Domestic Sewers

The build-up of FOGS creates significant blockages in the sewage system and the main methods for their elimination are destructive and corrosive.

Overview

Fats, oils and greases and saponification (FOGS) create major blockages, floods and pollution problems within the national sewage infrastructure, causing water companies to spend more than £100m per year on removal processes. Governments and industry are under increasing financial, regulatory and stakeholder pressure to deal with wastewater in a safe, environmentally responsible and cost effective way.
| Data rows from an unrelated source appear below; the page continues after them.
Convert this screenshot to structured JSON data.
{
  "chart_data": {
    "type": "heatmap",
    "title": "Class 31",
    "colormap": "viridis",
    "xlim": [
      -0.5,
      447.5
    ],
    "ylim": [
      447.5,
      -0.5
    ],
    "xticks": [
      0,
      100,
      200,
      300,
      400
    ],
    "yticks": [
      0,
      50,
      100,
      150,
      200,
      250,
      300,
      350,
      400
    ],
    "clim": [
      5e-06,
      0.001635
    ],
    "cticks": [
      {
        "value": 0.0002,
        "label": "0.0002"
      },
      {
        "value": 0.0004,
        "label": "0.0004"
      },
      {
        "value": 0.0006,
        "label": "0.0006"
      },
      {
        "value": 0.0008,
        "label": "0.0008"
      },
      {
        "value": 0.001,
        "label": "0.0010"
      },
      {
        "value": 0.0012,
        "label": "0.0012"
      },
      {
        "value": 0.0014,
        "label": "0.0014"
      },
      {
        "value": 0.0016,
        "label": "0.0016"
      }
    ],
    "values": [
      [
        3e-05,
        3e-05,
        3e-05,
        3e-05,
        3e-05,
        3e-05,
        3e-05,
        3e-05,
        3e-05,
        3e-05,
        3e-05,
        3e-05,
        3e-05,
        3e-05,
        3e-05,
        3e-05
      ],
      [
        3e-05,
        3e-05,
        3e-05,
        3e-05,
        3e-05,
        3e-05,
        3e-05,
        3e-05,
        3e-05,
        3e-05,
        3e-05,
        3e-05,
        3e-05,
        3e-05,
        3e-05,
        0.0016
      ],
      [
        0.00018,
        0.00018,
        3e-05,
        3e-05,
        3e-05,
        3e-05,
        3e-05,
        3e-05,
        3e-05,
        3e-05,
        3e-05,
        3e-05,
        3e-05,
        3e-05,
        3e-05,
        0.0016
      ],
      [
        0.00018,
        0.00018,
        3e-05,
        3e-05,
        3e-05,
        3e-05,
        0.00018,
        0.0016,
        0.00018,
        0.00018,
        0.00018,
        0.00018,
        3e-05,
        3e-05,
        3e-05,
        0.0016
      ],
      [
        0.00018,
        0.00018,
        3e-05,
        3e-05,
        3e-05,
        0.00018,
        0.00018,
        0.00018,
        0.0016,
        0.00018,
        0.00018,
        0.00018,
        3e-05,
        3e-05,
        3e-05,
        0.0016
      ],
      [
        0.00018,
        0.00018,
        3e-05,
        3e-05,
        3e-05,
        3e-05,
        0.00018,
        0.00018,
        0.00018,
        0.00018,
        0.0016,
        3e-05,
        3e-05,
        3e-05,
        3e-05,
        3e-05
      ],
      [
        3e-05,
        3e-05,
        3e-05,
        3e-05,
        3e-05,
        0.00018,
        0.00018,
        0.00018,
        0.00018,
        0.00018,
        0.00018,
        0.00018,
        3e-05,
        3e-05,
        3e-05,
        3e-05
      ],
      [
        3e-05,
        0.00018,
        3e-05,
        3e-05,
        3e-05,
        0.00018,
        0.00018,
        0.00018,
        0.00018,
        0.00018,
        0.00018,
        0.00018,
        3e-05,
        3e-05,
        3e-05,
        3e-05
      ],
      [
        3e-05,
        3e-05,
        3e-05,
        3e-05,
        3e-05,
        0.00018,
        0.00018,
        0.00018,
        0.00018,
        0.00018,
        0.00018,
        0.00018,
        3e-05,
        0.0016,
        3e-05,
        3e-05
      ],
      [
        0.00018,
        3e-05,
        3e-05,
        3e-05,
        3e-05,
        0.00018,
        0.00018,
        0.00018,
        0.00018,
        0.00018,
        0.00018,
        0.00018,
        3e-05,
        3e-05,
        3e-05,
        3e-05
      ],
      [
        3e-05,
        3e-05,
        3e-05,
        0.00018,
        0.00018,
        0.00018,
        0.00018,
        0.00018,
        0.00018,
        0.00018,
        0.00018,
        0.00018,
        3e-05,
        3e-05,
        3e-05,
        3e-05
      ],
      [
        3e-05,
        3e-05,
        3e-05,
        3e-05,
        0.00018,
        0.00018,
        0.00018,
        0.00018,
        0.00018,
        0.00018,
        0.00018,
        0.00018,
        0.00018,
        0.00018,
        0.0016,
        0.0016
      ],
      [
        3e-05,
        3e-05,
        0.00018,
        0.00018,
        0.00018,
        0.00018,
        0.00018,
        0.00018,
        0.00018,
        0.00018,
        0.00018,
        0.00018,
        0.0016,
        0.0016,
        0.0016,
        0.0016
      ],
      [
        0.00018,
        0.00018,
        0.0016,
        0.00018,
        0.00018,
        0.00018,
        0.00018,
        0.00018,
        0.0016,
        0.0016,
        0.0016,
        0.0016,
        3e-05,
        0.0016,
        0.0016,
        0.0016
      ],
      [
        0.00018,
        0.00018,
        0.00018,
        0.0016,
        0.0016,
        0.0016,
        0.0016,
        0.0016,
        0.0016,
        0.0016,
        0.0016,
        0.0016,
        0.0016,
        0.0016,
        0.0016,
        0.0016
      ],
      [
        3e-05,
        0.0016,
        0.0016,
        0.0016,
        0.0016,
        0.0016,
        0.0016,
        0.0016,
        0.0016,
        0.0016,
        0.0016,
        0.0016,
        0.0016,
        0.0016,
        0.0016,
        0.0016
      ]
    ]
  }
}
Water companies have been using bacteria to digest waste at Waste Water Treatment Plants (WWTP) for over 100 years, but FOGS still build up in the system, in extreme cases forming concrete-like fatbergs up to 250m long. This build-up must be removed manually in an expensive and dangerous procedure that uses high-pressure jetting and corrosive chemicals and can cause significant damage to sewers, some of which are a century old. Over the last five years, water companies in England and Wales have spent £44bn on infrastructure repairs.

Benefits

SLUDGEZAP 2 improves the efficiency of bacterial waste digestion through the inclusion of strains that have been identified as being particularly effective in specific applications. One of the keys is a built-in effervescence, which releases ‘active oxygen’ and dramatically boosts the FOGS-eliminating bacteria, maximising flow rates and minimising sediments.

The product’s strength is in its versatility, allowing it to be applied without the footprint needed by a WWTP. Its sludge digestion technology can help clean the entire sewage system, including within the lift and pump wells, as well as surface FOGS. It reduces sludge, increases flow-rates, eliminates odours, reduces corrosive gases, extends equipment life and lowers operational costs, maintenance and downtime.

This uses new sludge digestion technology to significantly increase the efficiency of bacterial FOGS digestion, delivering a solution for the entire sewage system.